Brent futures for July delivery were down 61 cents, or 0.8%, at $79.72 a barrel at 0313 GMT, while U.S. West Texas Intermediate (WTI) crude lost 63 cents, also a 0.8% drop, to trade at $76.15.
US consumer spending was flat in March as an increase in outlays on services was offset by a decline in goods, but persistent strength in underlying inflation pressures could see the Federal Reserve raising interest rates again.
“A hawkish tone from the Fed could put pressure on energy and metals,” ANZ Research said in a client note.
The Fed is expected to increase interest rates by another 25 basis points this week. The US central bank has raised its policy rate by 475 basis points since March of last year from the near-zero level to the current 4.75%-5.00% range.
US economic growth slowed more than expected in the first quarter.

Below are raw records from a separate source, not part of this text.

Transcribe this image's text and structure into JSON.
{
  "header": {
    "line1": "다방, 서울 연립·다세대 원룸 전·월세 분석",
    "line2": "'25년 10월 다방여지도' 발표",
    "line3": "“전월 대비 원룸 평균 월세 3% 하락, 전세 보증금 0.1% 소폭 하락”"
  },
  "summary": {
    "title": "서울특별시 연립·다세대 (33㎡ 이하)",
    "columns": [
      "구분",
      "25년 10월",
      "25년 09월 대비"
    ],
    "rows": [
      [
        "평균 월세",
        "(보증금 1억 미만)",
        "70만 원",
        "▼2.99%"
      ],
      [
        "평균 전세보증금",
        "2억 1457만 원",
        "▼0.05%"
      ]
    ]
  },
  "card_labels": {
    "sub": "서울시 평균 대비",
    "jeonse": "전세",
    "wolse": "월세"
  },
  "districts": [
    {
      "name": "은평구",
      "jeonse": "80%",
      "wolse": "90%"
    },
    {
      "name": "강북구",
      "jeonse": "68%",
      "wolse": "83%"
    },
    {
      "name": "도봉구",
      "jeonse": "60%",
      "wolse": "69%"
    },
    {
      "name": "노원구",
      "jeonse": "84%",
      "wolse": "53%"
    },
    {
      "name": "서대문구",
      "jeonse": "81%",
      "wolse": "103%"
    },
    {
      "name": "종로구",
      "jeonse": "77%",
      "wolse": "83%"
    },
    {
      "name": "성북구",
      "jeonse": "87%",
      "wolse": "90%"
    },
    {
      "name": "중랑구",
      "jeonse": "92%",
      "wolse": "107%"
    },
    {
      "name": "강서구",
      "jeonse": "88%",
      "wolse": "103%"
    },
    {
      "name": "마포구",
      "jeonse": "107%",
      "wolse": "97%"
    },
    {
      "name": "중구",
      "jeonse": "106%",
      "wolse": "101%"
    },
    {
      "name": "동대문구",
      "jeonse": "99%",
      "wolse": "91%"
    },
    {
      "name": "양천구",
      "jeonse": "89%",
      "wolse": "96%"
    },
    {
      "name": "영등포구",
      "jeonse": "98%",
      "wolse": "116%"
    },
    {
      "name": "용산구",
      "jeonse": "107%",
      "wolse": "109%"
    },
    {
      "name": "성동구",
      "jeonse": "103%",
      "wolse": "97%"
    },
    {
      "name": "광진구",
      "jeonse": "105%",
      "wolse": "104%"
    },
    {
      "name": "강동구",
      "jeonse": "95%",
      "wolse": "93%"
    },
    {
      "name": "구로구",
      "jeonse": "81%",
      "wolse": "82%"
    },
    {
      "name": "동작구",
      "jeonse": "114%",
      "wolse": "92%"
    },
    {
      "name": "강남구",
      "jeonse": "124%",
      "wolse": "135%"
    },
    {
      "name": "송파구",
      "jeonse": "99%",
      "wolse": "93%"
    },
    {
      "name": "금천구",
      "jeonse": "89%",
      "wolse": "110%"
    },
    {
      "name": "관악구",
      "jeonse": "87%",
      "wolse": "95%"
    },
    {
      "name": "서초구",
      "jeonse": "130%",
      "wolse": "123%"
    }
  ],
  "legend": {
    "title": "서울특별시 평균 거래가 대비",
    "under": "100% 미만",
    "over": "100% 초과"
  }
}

An acceleration in consumer spending was offset by businesses liquidating inventories in anticipation of weaker demand later this year amid higher borrowing costs.
Meanwhile China’s manufacturing purchasing managers’ index (PMI) declined to 49.2 from 51.9 in March, official data showed on Sunday, slipping below the 50-point mark that separates expansion and contraction in activity on a monthly basis.
Factory activity in Japan, the world’s third biggest economy, contracted for the sixth straight month in April, but the manufacturing sector was edging towards stabilisation amid a slower decline in new orders.
Read more: Petrol price to remain unchanged; diesel cut by Rs5
“Investors remain cautious amid mixed economic signals. Brent crude has been tracking broader markets in recent sessions, with a slew of economic data creating more uncertainty about the outlook,” ANZ’s note said.
On Friday, oil prices mostly rose over 2% after energy firms posted positive earnings, and US data showed crude output was declining while fuel demand was growing.
US crude production fell in February to 12.5 million barrels per day (bpd), its lowest since December. Fuel demand rose to nearly 20 million bpd, its highest since November, according to the Energy Information Administration (EIA).
EIA data last week showed U.S. crude oil and gasoline inventories fell more than expected as demand for the motor fuel picked up ahead of the peak summer driving season.